According to clinical psychologist Lindsay Jernigan, PhD, relationships are one of the most crucial parts of our life, and thus require delicate care to uphold. Sometimes, we can be too harsh with our partners, and we need people to hold us accountable. Other times, we need a second opinion about whether we have a right to feel hurt or upset. Because how else can we grow, if not from friends’ feedback? “Rattling around in our own brains with such important personal experiences isn’t always the path to self-knowledge or clarity,” says Dr. Jernigan, who contends that issues like sex often aren’t discussed enough privately or in broader culture. “This is unfortunate, because knowledge is empowering, and a lack of knowledge can lead to unnecessary confusion and shame.”
While TV shows often focus on more light, surface-level sex talk, Dr. Jernigan has found the IRL version of these conversations tend to focus on vulnerability, honesty, support, and empathy—all factors that are helpful to explore for way more than a mere laugh. “It’s a good idea to seek a friend’s perspective if you’re feeling confused and are trying to sort something out; processing feelings like sadness, anger, or resentment; or simply want to celebrate something joyful,” she says. “Being heard is incredibly healing, and helps us know ourselves better.”
That said, certain rules of thumb can help you navigate how to to share. For instance, there are friends with whom you can spill the tea, and friends around whom you’d be wise to stay mum. “Relationship talk is helpful if you want to process your emotions or your issues,” says clinical counselor Karla Ivankovich, PhD. “But friends also have to understand emotions change—and sometimes rapidly.”
“It’s best to consider how you would feel if your partner found out. Or, think about what would happen if your friend told others." —clinical counselor Karla Ivankovich, PhD
Meaning: Your boyfriend’s flirty Instagram behavior might lead you to vent to all your friends today, but once you work it out tomorrow and the two of you are still together, how will they handle it? Will they resent your partner for the information you shared before you two resolved the issue? Furthermore, before sharing personal information with a friend, decipher how objectively they're at assessing situations. “Look to confide in friends who are great at giving you validation and empathy, but who also aren’t afraid to challenge you and point out your blind spots,” says Dr. Jernigan. “Avoid confiding in friends who crowd your experience out with their own opinions. If they think they know what you should feel, then they aren’t really listening, they’re projecting.”
A good litmus test for knowing a you had a productive conversation about your romantic relationship is if you come away from it feeling more confident in yourself and your point of view—not as though you simply co-opted the opinions your friends were serving. “Relationship choices and reflections shouldn’t be a matter of groupthink," say Dr. Jernigan. "They should be about what you think. And communicating with the right friends will help you know what that is.”

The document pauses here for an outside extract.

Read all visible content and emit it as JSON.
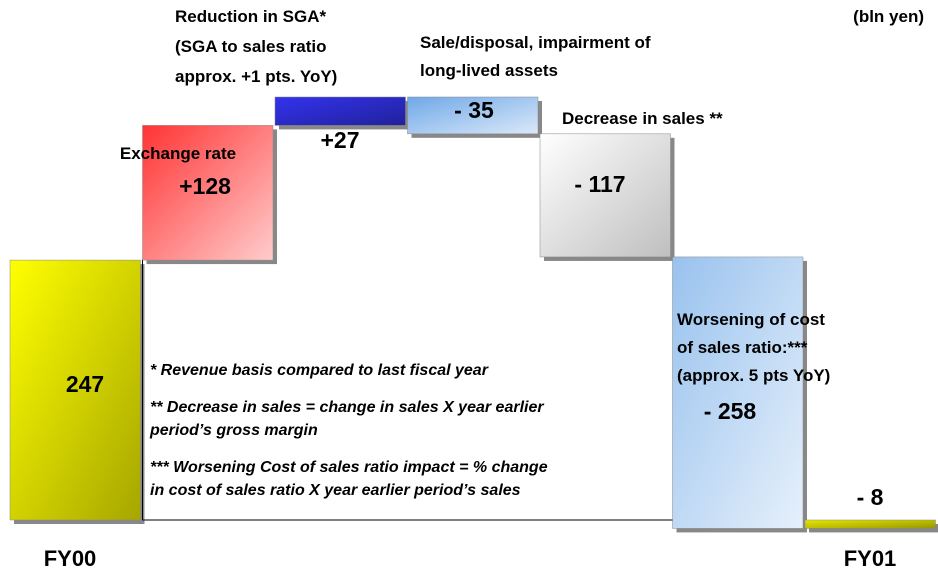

That said, you want to make sure you’re not crossing any boundaries with your significant other—especially if you share friends, and especially when it comes to intimate details. “It’s best to consider how you would feel if your partner found out,” says Dr. Ivankovich. “Or, think about what would happen if your friend told others. The newspaper test works well for this one” (The newspaper test requires you to ask yourself, ‘How would I feel if my actions in this moment were reported on the front page of the newspaper, and everyone found out—my partner included?’).
“If your partner wouldn’t want a certain friend knowing the inside details of your relationship, then ideally you find a different friend to be your confidante." —clinical psychologist Lindsay Jernigan, PhD
Furthermore, if your partner doesn't like a certain, specific friend, it’s best to find someone else to talk to, says Dr. Jernigan. “In these situations, it’s important to honor your partner’s privacy, as much as possible,” she says. “If your partner wouldn’t want a certain friend knowing the inside details of your relationship, then ideally you find a different friend to be your confidante. This doesn’t mean you can’t confide in someone who knows or is friends with your partner, but choose wisely.”
You probably know which of your friends has a hard time keeping a secret, for example. If someone's shared intimate details of another friend’s life with you? Best to find another friend. “Look for a confidante who can respect your confidentiality to the highest degree,” says Dr. Jernigan. That said, when shared with the right person, no single matter necessarily needs to be off the table, depending on the communication guidelines and expectations within your specific relationship. “Chances are, whatever you are experiencing in your romantic or sexual relationship is something others have experienced, too. And, chances are, if you choose to share with the right friend, you’ll come away from any conversation feeling closer to yourself, to your friend, and better equipped to show up authentically with your partner.”
Research shows that self-disclosure creates trust, intimacy, and closeness between two people, whether they’re partners, colleagues or friends. So, go ahead. If you’re not having enough sex, aren’t getting along with your boyfriend’s family, or can’t agree on how to decorate your first place together, get some feedback from your squad. Choose the right person to open up to, and you may end up closer to your partner and friend.